Functional coupling of human L-type Ca²⁺ channels and angiotensin AT(1A) receptors coexpressed in Xenopus laevis oocytes: Involvement of the carboxyl-terminal Ca²⁺ sensors

A human recombinant L-type Ca²⁺ channel (α(1C,77)) was coexpressed with the rat angiotensin AT(1A) receptor in Xenopus laevis oocytes. In oocytes expressing only α(1C,77) channels, application of human angiotensin II (1-10 μM) did not affect the amplitude or kinetics of Ba²⁺ currents (I(Ba)). In sharp contrast, in oocytes coexpressing α(1C,77) channels and AT(1A) receptors, application of 1 nM to 1 μM angiotensin gradually and reversibly inhibited I(Ba), without significantly changing its kinetics.
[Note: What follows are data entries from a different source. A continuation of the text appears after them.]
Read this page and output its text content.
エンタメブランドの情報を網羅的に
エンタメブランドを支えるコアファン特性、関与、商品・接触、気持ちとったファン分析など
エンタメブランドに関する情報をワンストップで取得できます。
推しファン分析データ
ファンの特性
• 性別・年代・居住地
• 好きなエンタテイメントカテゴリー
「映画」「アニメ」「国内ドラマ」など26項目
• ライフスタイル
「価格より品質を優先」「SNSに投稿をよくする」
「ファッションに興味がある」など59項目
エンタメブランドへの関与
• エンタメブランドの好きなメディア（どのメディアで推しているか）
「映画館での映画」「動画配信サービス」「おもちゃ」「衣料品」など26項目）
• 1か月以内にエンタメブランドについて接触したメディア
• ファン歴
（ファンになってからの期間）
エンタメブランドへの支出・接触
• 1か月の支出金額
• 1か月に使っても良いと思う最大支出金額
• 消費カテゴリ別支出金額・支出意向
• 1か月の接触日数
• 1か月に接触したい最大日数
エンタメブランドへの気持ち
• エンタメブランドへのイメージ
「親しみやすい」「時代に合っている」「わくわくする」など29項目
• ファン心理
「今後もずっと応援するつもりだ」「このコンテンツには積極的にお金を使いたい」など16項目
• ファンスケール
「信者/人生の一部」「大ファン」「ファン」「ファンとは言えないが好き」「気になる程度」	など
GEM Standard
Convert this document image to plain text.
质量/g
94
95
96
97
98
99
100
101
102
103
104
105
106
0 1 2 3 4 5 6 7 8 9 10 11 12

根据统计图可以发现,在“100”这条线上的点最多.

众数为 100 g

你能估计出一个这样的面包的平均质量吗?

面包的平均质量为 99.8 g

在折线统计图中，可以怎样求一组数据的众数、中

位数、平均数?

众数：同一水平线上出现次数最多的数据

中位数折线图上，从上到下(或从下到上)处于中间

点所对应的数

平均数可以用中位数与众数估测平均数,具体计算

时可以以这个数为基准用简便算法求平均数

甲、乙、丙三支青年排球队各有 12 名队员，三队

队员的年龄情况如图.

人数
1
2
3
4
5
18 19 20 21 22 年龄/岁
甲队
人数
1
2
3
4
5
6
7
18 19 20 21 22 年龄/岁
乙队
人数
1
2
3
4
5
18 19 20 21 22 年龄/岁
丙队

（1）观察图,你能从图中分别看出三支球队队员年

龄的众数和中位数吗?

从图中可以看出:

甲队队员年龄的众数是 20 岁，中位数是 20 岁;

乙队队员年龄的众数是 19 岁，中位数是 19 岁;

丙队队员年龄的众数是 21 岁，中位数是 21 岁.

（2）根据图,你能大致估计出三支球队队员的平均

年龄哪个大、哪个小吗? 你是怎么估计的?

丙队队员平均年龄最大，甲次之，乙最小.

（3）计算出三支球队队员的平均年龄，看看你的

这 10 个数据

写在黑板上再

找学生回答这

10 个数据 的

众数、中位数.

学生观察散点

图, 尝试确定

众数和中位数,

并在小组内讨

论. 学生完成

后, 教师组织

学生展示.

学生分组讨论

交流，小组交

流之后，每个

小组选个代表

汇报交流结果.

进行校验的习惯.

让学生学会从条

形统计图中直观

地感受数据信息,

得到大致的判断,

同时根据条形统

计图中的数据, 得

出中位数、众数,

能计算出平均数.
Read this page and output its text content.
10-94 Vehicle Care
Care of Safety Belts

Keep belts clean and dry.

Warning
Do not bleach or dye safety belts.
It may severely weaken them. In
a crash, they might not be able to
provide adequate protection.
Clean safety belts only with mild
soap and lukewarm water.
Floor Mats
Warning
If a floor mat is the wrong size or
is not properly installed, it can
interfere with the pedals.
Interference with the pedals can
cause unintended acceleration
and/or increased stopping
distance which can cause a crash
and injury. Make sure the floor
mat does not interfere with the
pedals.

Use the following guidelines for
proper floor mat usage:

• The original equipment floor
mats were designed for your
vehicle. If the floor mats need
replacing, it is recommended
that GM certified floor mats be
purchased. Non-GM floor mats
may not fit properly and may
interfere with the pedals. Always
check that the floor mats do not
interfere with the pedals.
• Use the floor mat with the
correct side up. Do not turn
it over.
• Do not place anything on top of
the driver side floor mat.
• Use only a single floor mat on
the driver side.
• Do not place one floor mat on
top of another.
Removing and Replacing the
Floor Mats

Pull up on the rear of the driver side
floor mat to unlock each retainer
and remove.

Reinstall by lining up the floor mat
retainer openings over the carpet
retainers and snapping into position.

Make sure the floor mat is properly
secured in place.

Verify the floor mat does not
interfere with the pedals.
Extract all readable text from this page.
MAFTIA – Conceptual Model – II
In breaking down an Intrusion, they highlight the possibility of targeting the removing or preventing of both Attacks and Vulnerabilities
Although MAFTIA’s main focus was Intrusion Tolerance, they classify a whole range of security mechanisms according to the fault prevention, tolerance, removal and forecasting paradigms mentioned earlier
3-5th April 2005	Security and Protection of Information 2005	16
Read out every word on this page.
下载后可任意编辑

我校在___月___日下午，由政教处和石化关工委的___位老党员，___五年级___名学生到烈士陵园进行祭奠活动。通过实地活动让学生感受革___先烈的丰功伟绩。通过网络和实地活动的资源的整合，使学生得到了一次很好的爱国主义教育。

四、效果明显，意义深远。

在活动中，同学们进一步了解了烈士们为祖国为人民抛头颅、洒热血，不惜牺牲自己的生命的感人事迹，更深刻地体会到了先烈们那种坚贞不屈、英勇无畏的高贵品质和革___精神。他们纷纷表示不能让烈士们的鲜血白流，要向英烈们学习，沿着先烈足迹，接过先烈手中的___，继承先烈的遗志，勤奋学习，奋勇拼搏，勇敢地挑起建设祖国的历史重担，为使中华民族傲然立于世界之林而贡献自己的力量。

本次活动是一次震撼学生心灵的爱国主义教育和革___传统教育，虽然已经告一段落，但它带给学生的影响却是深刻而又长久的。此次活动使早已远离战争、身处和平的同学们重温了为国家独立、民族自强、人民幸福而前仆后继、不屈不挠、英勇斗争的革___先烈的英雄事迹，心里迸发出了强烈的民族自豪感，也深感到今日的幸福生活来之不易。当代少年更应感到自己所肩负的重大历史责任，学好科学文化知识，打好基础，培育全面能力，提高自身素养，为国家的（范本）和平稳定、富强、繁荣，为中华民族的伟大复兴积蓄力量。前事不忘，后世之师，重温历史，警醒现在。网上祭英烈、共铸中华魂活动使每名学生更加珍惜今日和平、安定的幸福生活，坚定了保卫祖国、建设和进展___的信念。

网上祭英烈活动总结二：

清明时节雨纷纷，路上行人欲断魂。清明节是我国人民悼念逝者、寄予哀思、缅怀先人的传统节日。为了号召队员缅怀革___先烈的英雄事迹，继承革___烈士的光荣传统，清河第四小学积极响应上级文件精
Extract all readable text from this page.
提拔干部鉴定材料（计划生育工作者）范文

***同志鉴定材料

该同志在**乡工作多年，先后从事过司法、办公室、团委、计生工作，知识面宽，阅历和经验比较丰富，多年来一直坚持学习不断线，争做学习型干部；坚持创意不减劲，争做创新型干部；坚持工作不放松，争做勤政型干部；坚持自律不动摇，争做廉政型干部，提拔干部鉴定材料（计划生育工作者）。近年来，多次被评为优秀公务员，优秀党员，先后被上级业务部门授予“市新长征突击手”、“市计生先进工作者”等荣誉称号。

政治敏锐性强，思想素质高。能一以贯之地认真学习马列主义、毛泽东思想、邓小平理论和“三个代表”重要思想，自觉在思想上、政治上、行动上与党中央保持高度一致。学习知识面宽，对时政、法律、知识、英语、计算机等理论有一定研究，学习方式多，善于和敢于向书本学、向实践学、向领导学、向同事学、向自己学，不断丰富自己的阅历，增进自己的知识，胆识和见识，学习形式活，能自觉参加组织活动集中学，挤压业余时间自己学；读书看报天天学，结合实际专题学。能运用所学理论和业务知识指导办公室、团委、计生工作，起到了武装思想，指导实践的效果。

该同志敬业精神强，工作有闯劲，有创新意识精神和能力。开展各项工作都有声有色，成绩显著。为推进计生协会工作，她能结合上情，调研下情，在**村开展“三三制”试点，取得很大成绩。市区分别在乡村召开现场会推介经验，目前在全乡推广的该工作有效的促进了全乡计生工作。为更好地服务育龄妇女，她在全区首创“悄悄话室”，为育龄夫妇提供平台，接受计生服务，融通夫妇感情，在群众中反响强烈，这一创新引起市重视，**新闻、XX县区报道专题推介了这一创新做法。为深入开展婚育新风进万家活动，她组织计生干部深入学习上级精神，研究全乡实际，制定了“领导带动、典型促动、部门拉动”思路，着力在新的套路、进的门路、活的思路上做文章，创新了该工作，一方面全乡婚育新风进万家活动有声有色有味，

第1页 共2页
The inhibitory effect of angiotensin on I(Ba) was abolished in oocytes that had been preincubated with losartan (an AT(1A) receptor antagonist) or thapsigargin or injected with 1,2-bis(o-aminophenoxy)ethane-N,N,N',N'- tetraacetate, pertussis toxin, guanosine-5'-O-(2-thio)diphosphate, or heparin, suggesting that the recombinant α(1C) channels were regulated by angiotensin through G protein-coupled AT(1A) receptors via activation of the inositol trisphosphate-dependent intracellular Ca²⁺ release pathway. Consistent with this hypothesis, no cross-signaling occurred between the AT(1A) receptor and a splice variant of α(1C) lacking Ca²⁺ sensors (α(1C,86)). The data suggest that the regulation of recombinant L-type Ca²⁺ channels by angiotensin is mediated by inositol trisphosphate-induced intracellular Ca²⁺ release and occurs at the molecular motif responsible for the Ca²⁺induced inactivation of the channels.